Lillegraven hat ein sehr brisantes und unter die Haut gehendes Thema für ihr Thriller-Debüt gewählt. Gewalt gegenüber Kindern, die so weit geht, dass Gefahr für Leib und Leben besteht, ist beileibe kein leicht verdauliches Thema. Sie schafft es, ihre Leser zu emotionalisieren, ohne dabei allzu sehr in Details abzutauchen. Man kann also gut und gerne die Handlungen von Haavard und Clara bis zu einem gewissen Maße nachvollziehen. Allerdings ist sie nahe daran, im Handlungsablauf den Bogen hier und da zu überspannen, schafft es aber immer gerade noch, die Aktivitäten der Protagonisten nachvollziehbar sein zu lassen. Eine absolute Meisterleistung der Autorin ist es, die vielschichtigen Handlungsstränge aus verschiedenen Zeitebenen sauber zu separieren, dass es dem Lesegenuss keinen Abbruch tut. Insgesamt sorgt sie mit ihrem Schreibstil dafür, dass die 400 Seiten des vorliegenden Buches wie im Rausch verfliegen und die Lesegeschwindigkeit Spitzenwerte erreicht.

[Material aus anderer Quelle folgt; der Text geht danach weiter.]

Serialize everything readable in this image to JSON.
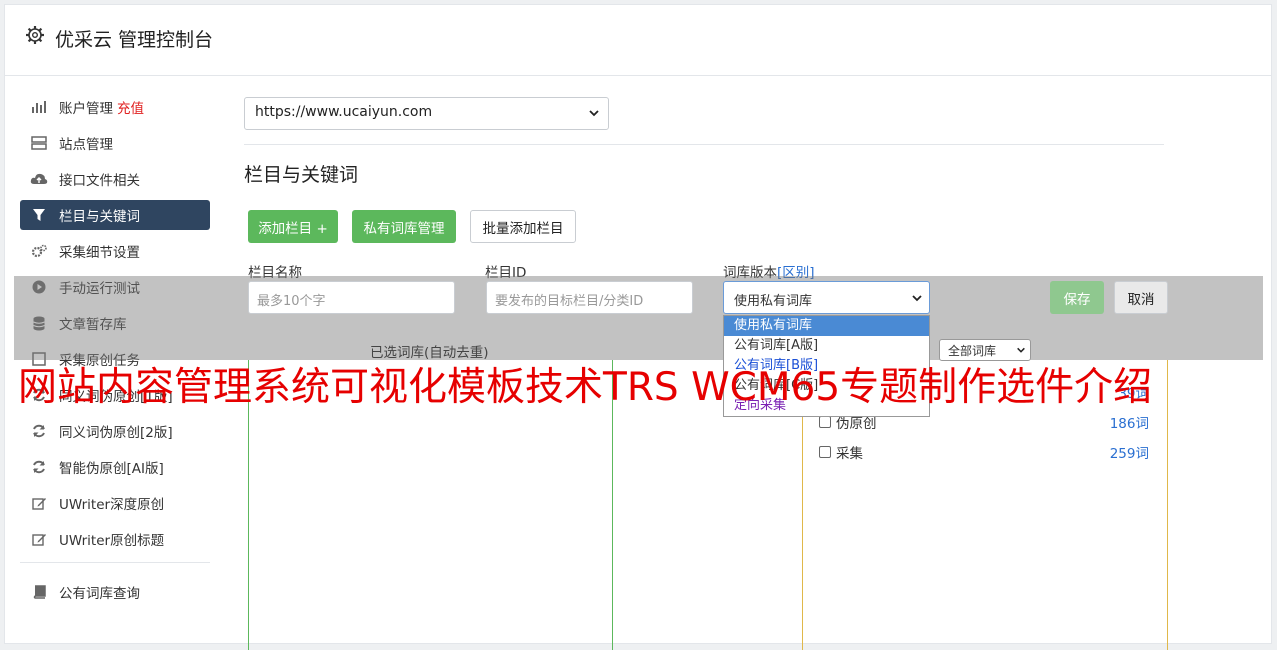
{
  "header": {
    "title": "优采云 管理控制台",
    "icon": "gear-icon"
  },
  "sidebar": {
    "items": [
      {
        "label": "账户管理",
        "extra": "充值",
        "icon": "bar-chart-icon"
      },
      {
        "label": "站点管理",
        "icon": "server-icon"
      },
      {
        "label": "接口文件相关",
        "icon": "cloud-upload-icon"
      },
      {
        "label": "栏目与关键词",
        "icon": "filter-icon",
        "active": true
      },
      {
        "label": "采集细节设置",
        "icon": "cogs-icon"
      },
      {
        "label": "手动运行测试",
        "icon": "play-circle-icon"
      },
      {
        "label": "文章暂存库",
        "icon": "database-icon"
      },
      {
        "label": "采集原创任务",
        "icon": "task-icon"
      },
      {
        "label": "同义词伪原创[1版]",
        "icon": "refresh-icon"
      },
      {
        "label": "同义词伪原创[2版]",
        "icon": "refresh-icon"
      },
      {
        "label": "智能伪原创[AI版]",
        "icon": "refresh-icon"
      },
      {
        "label": "UWriter深度原创",
        "icon": "edit-icon"
      },
      {
        "label": "UWriter原创标题",
        "icon": "edit-icon"
      },
      {
        "label": "公有词库查询",
        "icon": "book-icon"
      }
    ],
    "accent": "#2f4560"
  },
  "main": {
    "site_select": "https://www.ucaiyun.com",
    "section_title": "栏目与关键词",
    "buttons": {
      "add_column": "添加栏目 +",
      "private_lib": "私有词库管理",
      "batch_add": "批量添加栏目"
    },
    "form": {
      "name_label": "栏目名称",
      "name_placeholder": "最多10个字",
      "id_label": "栏目ID",
      "id_placeholder": "要发布的目标栏目/分类ID",
      "version_label": "词库版本",
      "version_link": "[区别]",
      "version_value": "使用私有词库",
      "version_options": [
        "使用私有词库",
        "公有词库[A版]",
        "公有词库[B版]",
        "公有词库[C版]",
        "定向采集"
      ],
      "save": "保存",
      "cancel": "取消"
    },
    "selected_lib_label": "已选词库(自动去重)",
    "all_lib_filter": "全部词库",
    "libraries": [
      {
        "name": "伪原创",
        "count": "186词"
      },
      {
        "name": "采集",
        "count": "259词"
      }
    ],
    "partial_count": "39词"
  },
  "banner": "网站内容管理系统可视化模板技术TRS WCM65专题制作选件介绍",
  "colors": {
    "green": "#5cb85c",
    "red": "#e60000",
    "link": "#2a6fd1"
  }
}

"Tiefer Fjord" hat alles, was einen Bestseller aus dem obersten Regal auszeichnet: Ein Grundthema, das einem noch lange nach der letzten Seite nachhängt, dazu Dramatik und Dynamik als großer Verdienst der Schriftstellerin, Hauptdarsteller mit Stärken und Schwächen, Familientragödien, die sich über Generationen zu vererben scheinen, und einige Stunden allerbester Leseunterhaltung. Ruth Lillegraven hat sich mit diesem Buch in die vorderste Reihe skandinavischer Thriller-Autoren katapultiert. Man darf mehr als gespannt sein, was von ihr in den nächsten Jahren noch alles kommen wird. Spannung und Kurzweil dürften garantiert sein!